An autumn in Champagne
What do you think of when you hear Champagne? A flute filled with luscious bubbles of gold, the gentle fizz of the bubbles floating to the surface and perhaps spilling over the rim?
Row upon green row of vineyards? Rain and grey skies that incite envy for the climes further south, a little closer to the Mediterranean? To be sure, if you think any one of these, you’re not far from the truth.
However, there is so much more to Champagne. The north east is blessed with an autumn beauty that defies description, or rather, a description that can do it justice. A beauty that transcends mere notions of sights to see, a beauty that compels us to engage all sensory functions and, often, a beauty that threatens to leave us longing for four seasons of autumn, happy to discard the flowers of spring, the hot sun of summer, the snow of winter, and leave, in its place twelve months of the almost ephemeral air of that season that North Americans call fall.
Les Faux de Verzy, in the mountains of Reims, is a deciduous forest. No ordinary forest, though, as its denizens include the enigmatic beech trees called ‘tortuosa’ – trees that are almost exceptional in Europe (they can be found in particular forests in Germany and Sweden but are otherwise restricted to this forest in France) and which resemble larger scale bonsais, with their deformed looking trunks and branches.
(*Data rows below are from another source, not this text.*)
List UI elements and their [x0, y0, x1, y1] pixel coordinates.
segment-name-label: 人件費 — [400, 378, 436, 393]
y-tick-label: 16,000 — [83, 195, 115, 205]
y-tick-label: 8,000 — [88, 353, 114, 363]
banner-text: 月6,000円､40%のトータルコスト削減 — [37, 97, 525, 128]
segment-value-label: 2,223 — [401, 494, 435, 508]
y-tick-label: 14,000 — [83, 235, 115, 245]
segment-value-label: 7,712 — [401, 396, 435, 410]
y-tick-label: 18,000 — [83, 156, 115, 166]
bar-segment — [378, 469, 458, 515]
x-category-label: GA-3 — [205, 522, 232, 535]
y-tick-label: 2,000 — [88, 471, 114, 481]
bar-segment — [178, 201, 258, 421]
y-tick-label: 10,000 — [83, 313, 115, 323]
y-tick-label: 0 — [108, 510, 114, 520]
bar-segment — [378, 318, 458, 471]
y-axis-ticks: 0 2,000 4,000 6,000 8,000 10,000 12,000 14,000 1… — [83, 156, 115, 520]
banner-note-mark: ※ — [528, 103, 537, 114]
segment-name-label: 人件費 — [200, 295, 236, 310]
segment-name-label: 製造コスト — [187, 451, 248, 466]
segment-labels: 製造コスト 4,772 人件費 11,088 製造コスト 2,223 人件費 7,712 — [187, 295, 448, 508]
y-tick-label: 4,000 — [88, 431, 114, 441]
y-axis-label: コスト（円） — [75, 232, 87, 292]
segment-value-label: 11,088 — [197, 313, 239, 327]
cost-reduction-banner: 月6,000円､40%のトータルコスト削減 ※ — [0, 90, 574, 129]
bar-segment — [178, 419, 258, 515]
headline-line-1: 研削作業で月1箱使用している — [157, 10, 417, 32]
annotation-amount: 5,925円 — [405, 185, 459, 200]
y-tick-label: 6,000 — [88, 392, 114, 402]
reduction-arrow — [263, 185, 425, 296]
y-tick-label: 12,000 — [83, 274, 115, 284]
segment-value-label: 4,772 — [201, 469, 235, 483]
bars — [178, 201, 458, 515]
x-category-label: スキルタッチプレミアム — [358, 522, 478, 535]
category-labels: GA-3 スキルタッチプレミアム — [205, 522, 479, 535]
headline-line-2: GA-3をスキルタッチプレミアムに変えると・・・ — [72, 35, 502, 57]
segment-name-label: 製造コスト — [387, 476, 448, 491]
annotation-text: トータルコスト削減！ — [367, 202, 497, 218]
These trees themselves lend a mystical air to the forest all year round but, come autumn, can easily be upstaged by the spectacle of rust and maroon, violet and gold, ochre and peach, coral and plum, as the leaves change and tumble to the forest floor, and, in doing so, change the entire dynamic of the forest.
The whistle of the wind in the tree tops, as it caresses and tickles the leaves and branches of the tallest trees, seems more audible at this time of year. The crunch and crackle of the leaves underfoot can also be heard, as the brittleness – seemingly a kind of vocal stubbornness on the part of the leaves not to yield to the weight exerted upon them by those taking an afternoon stroll – replaces the suppleness of the summer leaves strengthened by warmth, sunshine and an abundance of chlorophyll.
The air is fresh and cool in autumn and tinged with a subtle scent, a scent that conjures much more than mere adjectives can characterise. ‘Earthy’ says everything and yet nothing. In any case, it is inconsistent – walk five steps in any direction and it changes, from a box of mushrooms opened after five days in the dark to a box of newly chopped firewood, from the fine, black compost in an advanced stage of decomposition to that pile of leaves that one adds to a compost bin in the earliest possible stage of decomposition.
A forest in autumn is rather like stopping for lunch at a decrepit café at an Autoroute exit, only to find Joël Robuchon in the kitchen and a view of Lake Lucerne from the terrace – on the face of it, the promise of little, yet, the offer of a reality infinitely more pleasurable than one could have imagined.
A midday meander can easily become a six hour stroll, with only the impending darkness and the ravage of an appetite enough to pull one from the magic of the forest. An appetite which is, at this time of year, most suitably satiated by a raclette in front of the crackle of an open fireplace and a bottle of warming ratafia, the other alcoholic speciality of the Champagne region.